Sania membompong Arvan ke kamarnya dan menidurinya dikasur dengan pelan Sania membuka sepatu, kaos kakinya. Sania ingin membukakan bajunya tetapi ia urungi takut Arvan akan bangun dan marah. Jadi Sania memutuskan untu keluar dari kamar Arvan, tetapi belum juga Sani pergi Arvan menarik lengan Sania terjatuh disebelahnya. Arvan membuka matanya dan melihat Sania didepannya.
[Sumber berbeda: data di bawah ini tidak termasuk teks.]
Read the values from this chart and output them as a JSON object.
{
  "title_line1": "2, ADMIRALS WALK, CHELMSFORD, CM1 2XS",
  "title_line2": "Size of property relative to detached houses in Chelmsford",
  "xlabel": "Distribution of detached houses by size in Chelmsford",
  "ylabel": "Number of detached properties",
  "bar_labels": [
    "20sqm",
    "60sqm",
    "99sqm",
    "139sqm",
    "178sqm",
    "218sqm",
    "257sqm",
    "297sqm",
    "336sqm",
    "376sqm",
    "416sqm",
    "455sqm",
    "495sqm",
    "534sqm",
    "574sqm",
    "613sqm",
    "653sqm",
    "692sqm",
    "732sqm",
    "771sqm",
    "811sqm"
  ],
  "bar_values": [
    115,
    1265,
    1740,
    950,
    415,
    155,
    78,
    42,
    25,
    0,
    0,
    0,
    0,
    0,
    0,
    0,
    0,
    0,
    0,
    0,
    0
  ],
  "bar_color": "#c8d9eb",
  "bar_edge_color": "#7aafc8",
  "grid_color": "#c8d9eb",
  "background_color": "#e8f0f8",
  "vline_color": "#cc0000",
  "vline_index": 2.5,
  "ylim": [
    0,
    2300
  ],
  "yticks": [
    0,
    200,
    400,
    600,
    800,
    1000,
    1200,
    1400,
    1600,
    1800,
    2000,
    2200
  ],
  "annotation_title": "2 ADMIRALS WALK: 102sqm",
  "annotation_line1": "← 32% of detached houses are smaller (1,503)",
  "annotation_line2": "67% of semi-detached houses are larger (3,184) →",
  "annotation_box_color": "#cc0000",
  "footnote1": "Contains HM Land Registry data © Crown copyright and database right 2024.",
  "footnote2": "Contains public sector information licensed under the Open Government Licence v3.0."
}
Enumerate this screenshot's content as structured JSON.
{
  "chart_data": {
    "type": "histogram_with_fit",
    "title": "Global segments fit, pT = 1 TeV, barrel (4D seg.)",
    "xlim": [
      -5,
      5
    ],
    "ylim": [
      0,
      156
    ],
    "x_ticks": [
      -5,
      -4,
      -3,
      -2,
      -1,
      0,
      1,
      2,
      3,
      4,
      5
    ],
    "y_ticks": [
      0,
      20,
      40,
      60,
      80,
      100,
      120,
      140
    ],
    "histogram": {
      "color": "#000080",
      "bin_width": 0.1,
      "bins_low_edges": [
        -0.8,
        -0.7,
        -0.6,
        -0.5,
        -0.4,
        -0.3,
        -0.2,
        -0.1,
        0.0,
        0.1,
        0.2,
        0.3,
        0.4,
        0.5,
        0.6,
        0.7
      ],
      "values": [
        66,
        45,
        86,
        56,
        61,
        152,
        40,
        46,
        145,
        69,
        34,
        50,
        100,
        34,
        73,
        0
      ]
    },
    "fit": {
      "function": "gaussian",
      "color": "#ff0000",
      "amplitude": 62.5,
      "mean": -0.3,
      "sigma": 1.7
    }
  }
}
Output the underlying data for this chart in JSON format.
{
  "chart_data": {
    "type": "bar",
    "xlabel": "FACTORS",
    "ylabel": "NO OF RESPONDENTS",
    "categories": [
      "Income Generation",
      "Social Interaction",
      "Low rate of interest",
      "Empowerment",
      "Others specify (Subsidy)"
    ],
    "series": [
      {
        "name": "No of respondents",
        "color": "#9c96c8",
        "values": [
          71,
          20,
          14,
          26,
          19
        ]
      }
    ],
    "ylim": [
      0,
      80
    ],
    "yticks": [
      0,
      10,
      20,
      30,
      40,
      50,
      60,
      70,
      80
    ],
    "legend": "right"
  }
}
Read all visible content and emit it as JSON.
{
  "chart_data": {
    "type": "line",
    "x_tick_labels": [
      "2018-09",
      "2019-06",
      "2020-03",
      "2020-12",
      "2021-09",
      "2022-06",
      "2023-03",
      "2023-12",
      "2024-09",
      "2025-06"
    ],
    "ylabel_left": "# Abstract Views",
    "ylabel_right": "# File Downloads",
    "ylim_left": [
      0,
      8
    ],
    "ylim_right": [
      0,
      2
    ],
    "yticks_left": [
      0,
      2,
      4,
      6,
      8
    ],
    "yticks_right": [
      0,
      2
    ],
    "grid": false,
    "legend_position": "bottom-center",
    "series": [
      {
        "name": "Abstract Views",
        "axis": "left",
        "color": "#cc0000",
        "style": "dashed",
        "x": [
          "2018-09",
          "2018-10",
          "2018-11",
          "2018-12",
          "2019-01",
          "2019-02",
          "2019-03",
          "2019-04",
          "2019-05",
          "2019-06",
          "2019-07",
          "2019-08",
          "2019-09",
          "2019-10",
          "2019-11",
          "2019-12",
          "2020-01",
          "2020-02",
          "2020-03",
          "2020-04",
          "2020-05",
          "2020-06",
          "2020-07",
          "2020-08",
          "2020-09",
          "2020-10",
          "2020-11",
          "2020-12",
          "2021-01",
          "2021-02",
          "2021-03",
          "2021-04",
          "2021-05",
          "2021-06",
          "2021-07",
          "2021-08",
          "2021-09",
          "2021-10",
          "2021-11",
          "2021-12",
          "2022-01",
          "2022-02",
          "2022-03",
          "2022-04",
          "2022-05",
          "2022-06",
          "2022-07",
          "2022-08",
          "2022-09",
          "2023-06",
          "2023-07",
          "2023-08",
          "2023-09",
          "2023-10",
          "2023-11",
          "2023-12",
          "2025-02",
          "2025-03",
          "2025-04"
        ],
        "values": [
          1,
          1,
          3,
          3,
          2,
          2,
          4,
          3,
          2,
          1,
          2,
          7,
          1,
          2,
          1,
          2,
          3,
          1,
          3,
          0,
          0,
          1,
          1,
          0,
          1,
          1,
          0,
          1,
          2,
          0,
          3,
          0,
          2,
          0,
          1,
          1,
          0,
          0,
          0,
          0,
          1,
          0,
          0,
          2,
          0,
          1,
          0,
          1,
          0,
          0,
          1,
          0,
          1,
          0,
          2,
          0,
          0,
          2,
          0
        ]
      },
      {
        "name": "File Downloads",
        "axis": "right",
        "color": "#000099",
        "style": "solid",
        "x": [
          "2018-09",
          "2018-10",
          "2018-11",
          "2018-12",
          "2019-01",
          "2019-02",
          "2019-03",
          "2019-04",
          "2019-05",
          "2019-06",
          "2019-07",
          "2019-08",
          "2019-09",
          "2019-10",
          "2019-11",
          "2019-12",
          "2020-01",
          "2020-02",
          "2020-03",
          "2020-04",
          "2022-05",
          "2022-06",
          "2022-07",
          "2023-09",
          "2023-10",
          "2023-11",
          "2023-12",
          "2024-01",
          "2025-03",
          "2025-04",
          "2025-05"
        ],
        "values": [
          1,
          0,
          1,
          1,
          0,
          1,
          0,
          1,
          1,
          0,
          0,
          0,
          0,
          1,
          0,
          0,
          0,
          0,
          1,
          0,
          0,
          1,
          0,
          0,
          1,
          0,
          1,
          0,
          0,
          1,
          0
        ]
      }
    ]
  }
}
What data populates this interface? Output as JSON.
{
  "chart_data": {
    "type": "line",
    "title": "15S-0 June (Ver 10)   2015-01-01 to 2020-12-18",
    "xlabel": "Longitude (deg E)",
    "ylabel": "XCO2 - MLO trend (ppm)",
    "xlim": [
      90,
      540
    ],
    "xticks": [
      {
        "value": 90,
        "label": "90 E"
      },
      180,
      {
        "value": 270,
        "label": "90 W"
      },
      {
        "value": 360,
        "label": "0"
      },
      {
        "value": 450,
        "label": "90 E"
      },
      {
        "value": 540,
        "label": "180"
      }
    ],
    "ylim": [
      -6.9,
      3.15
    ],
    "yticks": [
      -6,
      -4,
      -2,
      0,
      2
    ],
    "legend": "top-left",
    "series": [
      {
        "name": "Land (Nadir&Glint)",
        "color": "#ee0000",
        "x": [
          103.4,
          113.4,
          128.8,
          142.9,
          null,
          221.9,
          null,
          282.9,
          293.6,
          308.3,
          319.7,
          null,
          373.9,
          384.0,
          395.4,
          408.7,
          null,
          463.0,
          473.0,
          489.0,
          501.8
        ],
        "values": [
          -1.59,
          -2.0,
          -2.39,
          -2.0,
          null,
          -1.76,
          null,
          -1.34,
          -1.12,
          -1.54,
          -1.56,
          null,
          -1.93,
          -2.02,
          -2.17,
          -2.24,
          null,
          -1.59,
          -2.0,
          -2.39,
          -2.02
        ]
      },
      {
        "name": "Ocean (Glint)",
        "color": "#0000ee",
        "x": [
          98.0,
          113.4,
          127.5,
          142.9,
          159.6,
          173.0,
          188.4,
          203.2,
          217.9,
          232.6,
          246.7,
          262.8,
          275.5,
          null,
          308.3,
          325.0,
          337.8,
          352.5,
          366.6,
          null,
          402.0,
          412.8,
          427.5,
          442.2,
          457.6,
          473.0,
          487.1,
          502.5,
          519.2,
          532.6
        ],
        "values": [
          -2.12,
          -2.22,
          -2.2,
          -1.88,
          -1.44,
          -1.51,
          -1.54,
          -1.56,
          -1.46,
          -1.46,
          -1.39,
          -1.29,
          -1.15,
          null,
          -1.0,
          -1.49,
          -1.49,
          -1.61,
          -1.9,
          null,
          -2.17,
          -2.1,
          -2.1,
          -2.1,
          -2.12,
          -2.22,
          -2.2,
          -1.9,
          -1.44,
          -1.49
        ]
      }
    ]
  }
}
"Ma..mas mau ngapain?" ucap Sania

"Margarette benarkah itu kamu" ucap Arvan

"Aku bukan Margarette mas, aku Sania istrimu" ucap Sania mencoba melepaskan dirinya

"Kamu kemana saja aku sangat merindukanmu, aku sangat lelah mencarimu" racaunya

"Mas" Teriak Sania mencoba pergi dari Arvan

Tiba - tiba saja Arvan mencium bibir Sania dengan lembut, Sania tersadar dan mencoba memukul dada Arvan tetapi tenaganya lebih kuat dari pada dirinya, Sania hanya menangis apakah dia harus merelakan kesuciannya kepada suaminya tersebut. Dia sungguh belum siap untuk melakukan ini semua. Sekarang dia benar - benar takut. Arvan membuka bajunya yang hanya menyisakan pakaian dalamnya. Sania benar - benar pasrah sekarang yang bisa dia lakukan sekarang hanya menangis tanpa Arvan memperdulikannya.

****

Keesokan paginya Sania terbangun dengan selimut yang menutupinya dan melihat Arvan sedang tertidur pulasnya, dia mengingat kejadian semalam hatinya benar - benar hancur sekarang dia tidak tau harus bercerita kepada siapa. Dengan cepat Sania bangun, saat ingin hendak berdiri dia kesakitan dibagian area sensitifnya, buru - buru ia memunguti bajunya yang tergeletak dilantai dan segera pergi dari kamar Ervan menuju kekamarnya sendiri.

Didalam kamar Sania menangis di ujung kasurnya sambil menutup matanya dengan kedua tangannya, dia tidak menyangka malam itu akan menjadi hari terburuknya.